Когда расчётное время полёта снаряда истекло, а потом истекло дважды и трижды, молчание участников стало зловещим, и быстро переросло в ощущение беды.
Я взял трубку тактической связи и пригласил к аппарату командира корабля.
«Доложите результаты пристрелки».
«Попадание, – услышал я спокойный голос командира «Неустрашимого» Тихонова Александра Константиновича, – в носовую часть корабля. Разбираюсь».
Шестикилограммовая болванка легко прошила левый борт корабля-буксировщика на уровне палубы над погребом, где хранились глубинные бомбы для РБУ-6000, что незначительно изменило направление её полета, из-за чего траектория прошла через основание люка в погреб, выбив из под спящего матроса спасательный жилет, которым был накрыт этот люк. Там снаряд и застрял. Стрельбу для «Грозного» я запретил.
По возвращению в Балтийск, издалека заметил стоящие на причале несколько служебных «Волг». Нас ждали…
Для действенного контроля за процессами и состоянием дел у артиллеристов кораблей и поддержания порядка нужен был флагарт, обладающий недоступным для обычного человека набором качеств: всё видеть, всё знать, и на всё вовремя реагировать.
Такого специалиста бывший в это время на должности командира 130 бпк В. Гончарук нашел на СКР-98. По его представлению старшего лейтенанта Н. Горбачева в мае 1972 года назначили флагманским артиллеристом с должности командира артиллерийской боевой части корабля. Молодой офицер быстро развеял сомнения скептиков, доказав, что молодость — это преимущество, а не помеха. Трудности, непреодолимые ранее для капитана 3 ранга, старший лейтенант преодолел без надрыва, с улыбкой. Задачи стали решаемыми, процессы управляемыми.
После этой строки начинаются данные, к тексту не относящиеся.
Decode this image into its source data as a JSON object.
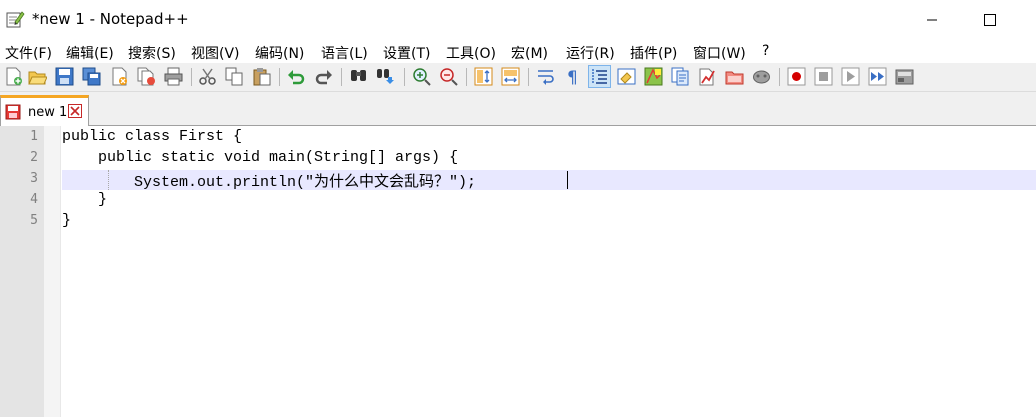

Требования боевой подготовки ВМФ к условиям проведения артиллерийских и ракетных стрельб, как наш ответ на успехи вероятного противника в развитии и применении им крылатых ракет, постоянно усложнялись и возрастали.
От стрельб по предсказуемой мишени Ла-17 корабли переходили к сценарию морского боя с элементами тактики, маневром, во взаимодействии с другими родами сил флота. Всё это называлось дуэльной ситуацией. Ужесточение требований к условиям применения оружия в ходе практических стрельб, иногда приводили «дуэлянтов» к реальным потерям.
Малейшие ошибки в подготовке к стрельбе крылатых ракет, нарушение порядка и последовательности действий участников грозили катастрофой.
СКР-9 (корабль 159 проекта) был пробит насквозь крылатой ракетой берегового комплекса из-за ошибок в организации стрельбы, и неверных установок при подготовке практической ракеты (см. 10.1).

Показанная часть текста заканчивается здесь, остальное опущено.